Suharto sworn into Cabinet 1966
General Suharto, left, is being sworn into the Indonesian Cabinet by President Sukarno on July 29, 1966. Suharto came to power after crushing an abortive leftist coup in 1965. (AP Photo)

The events proceeding the referendum verdict would now be remembered as the “East Timorese Crisis”, when Indonesian-backed militias swarmed Timorese communities with violence in retaliation for seceding. During this period an estimated 1,000 Timorese – mostly civilians – would perish, with millions of dollars of damage to infrastructure and property as well.

Joseph Nevins’ book, “A Not-So-Distant Horror: Mass Violence in East Timor“, quoted Ramos-Horta as saying that Indonesia “wanted to wreak havoc before leaving East Timor” (p.84). Geoffrey Robinson’s report on the Crisis said that Indonesia’s response was part of a cultural pattern of “running amok” (p. 275).

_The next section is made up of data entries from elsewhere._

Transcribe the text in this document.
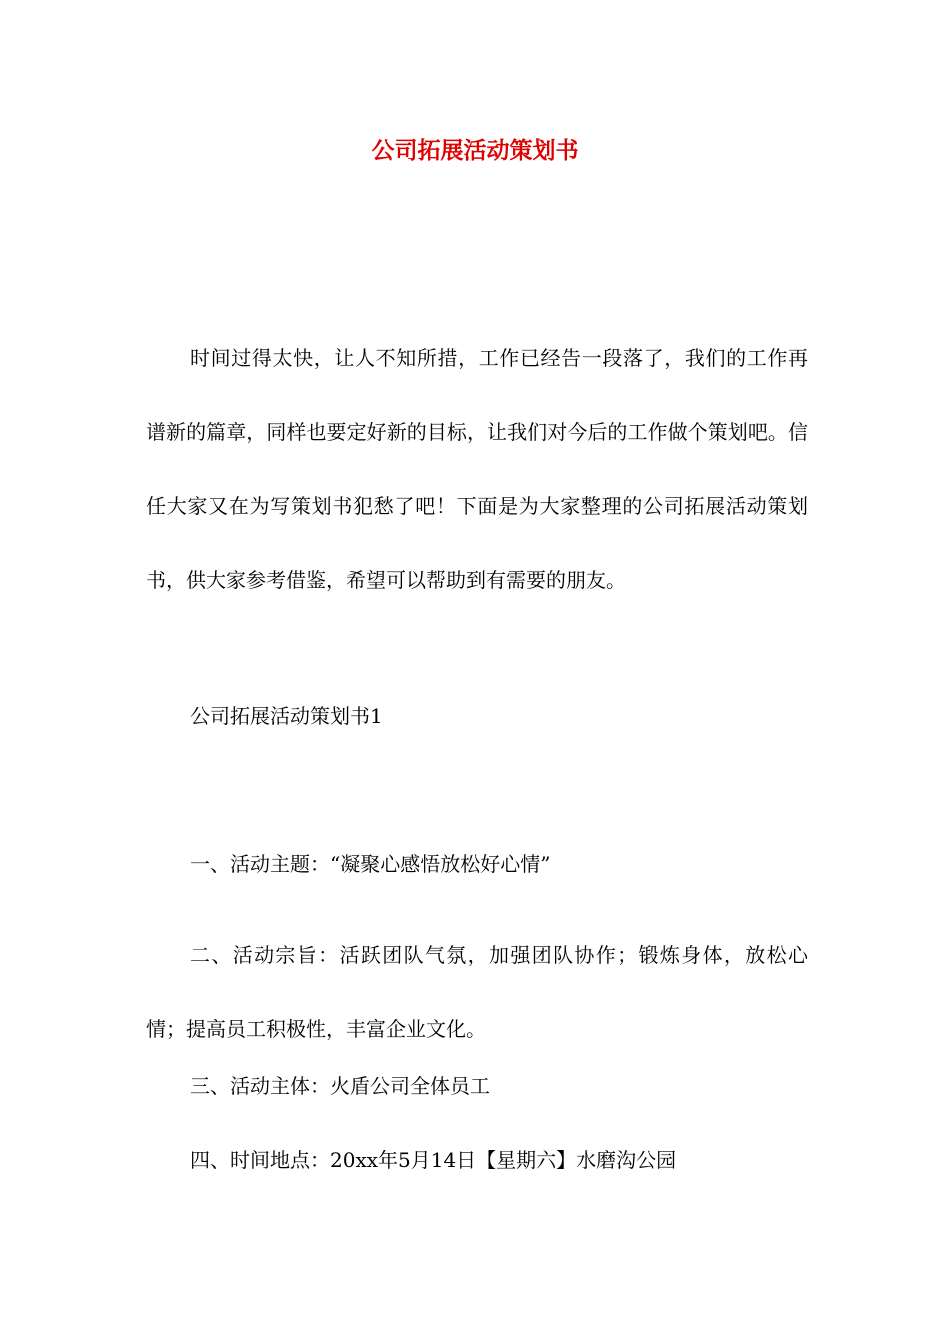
公司拓展活动策划书

时间过得太快，让人不知所措，工作已经告一段落了，我们的工作再谱新的篇章，同样也要定好新的目标，让我们对今后的工作做个策划吧。信任大家又在为写策划书犯愁了吧！下面是为大家整理的公司拓展活动策划书，供大家参考借鉴，希望可以帮助到有需要的朋友。

公司拓展活动策划书1

一、活动主题：“凝聚心感悟放松好心情”

二、活动宗旨：活跃团队气氛，加强团队协作；锻炼身体，放松心情；提高员工积极性，丰富企业文化。

三、活动主体：火盾公司全体员工

四、时间地点：20xx年5月14日【星期六】水磨沟公园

While Indonesia troops withdrew from East Timor when the United Nations entered in 1999, pro-Indonesia militias would continue to ravage the Timorese until 2002. That year, the newly-elected Timorese President Xanana Gusmao formally declared independence – christening the former Portuguese colony as the Democratic Republic of Timor-Leste.

The long and bloody struggle of the Timorese people draws plenty of similarities with the Philippine anti-imperialist struggle. For centuries both nations were under the rule of an Iberian power, and given sham independence only to be usurped by a new imperialist power – Indonesia and the U.S. respectively.

Armed struggle domestically was vital, but so too was the work of winning solidarity overseas. In some ways Ramos-Horta is Timor-Leste’s answer to the Philippines’ Jose Rizal – winning the hearts and minds of the global community.

When it seemed like the two countries were on the verge of breaking free from their second colonial masters, they faced utter decimation by an aggressive force – the Japanese invasion for the Philippines, and the onslaught of the pro-Indonesia militias for Timor-Leste.

While Filipino sports fans cheer jubilantly for Timor-Leste in the 30th SEA Games, we should also continuously rally behind our Southeast Asian neighbour in other affairs too. Closer ties should be built among our two countries, drawing on our shared experience with colonialism and our common heritage as predominantly-Catholic nations.